The Conference Board determined the percentage of consumers claiming business conditions are “good” declined from 17.5% to 16.4%, while those claiming business conditions are “bad” increased from 38.9% to 43.6%.
Consumers’ appraisal of the job market also deteriorated, according the board’s latest findings.
The percentage of consumers saying jobs are “plentiful” declined from 22.3% to 21.5%, while those claiming jobs are “hard to get” increased from 20.1% to 25.2%.
The Conference Board went on to mention consumers were also more pessimistic about the short-term outlook.
Experts said the percentage of consumers expecting business conditions will improve over the next six months declined from 31.6% to 29.9%, while those expecting business conditions will worsen edged up slightly from 20.2% to 20.5%.
Furthermore, the Conference Board noted consumers’ outlook for the labor market was less positive.
The proportion expecting more jobs in the months ahead declined from 29.6% to 29.1%, while those anticipating fewer jobs increased from 21.3% to 21.9%.
Regarding their short-term income prospects, the percentage of consumers expecting an increase declined from 14.8% to 12.7%, while the proportion expecting a decrease rose from 15.8% to 16.6%.

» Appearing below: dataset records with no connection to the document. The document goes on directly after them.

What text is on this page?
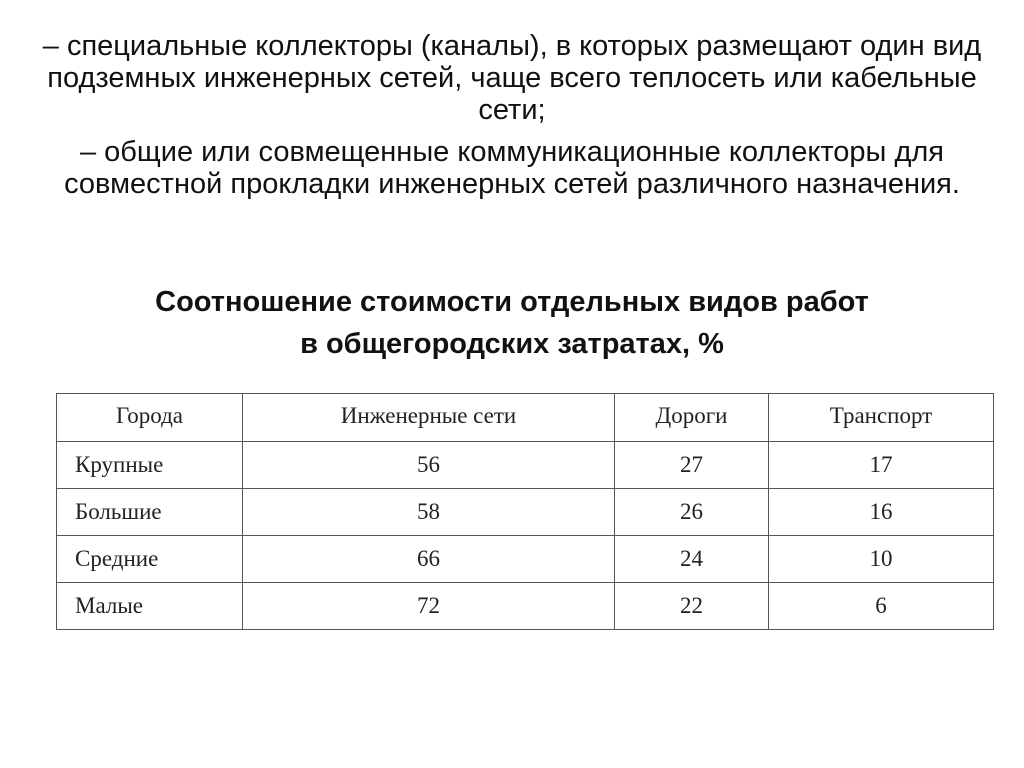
– специальные коллекторы (каналы), в которых размещают один вид подземных инженерных сетей, чаще всего теплосеть или кабельные сети;

– общие или совмещенные коммуникационные коллекторы для совместной прокладки инженерных сетей различного назначения.

Соотношение стоимости отдельных видов работ
в общегородских затратах, %
Города	Инженерные сети	Дороги	Транспорт
Крупные	56	27	17
Большие	58	26	16
Средние	66	24	10
Малые	72	22	6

Smoke wrapped up his latest video analysis with comments that might forecast some rough sledding ahead for dealerships and financing when it comes to potential retail sales and contract originations.
“We have a high level of unemployment and reduced benefits occurring, so there is much concern about demand soften from that perspective,” Smoke said.
“And when you look at the market, record prices and low inventory making it a less attractive time to buy and now we’re seeing a significant number of would-be buyers saying they’re waiting for another stimulus check to make a purchase,” he said.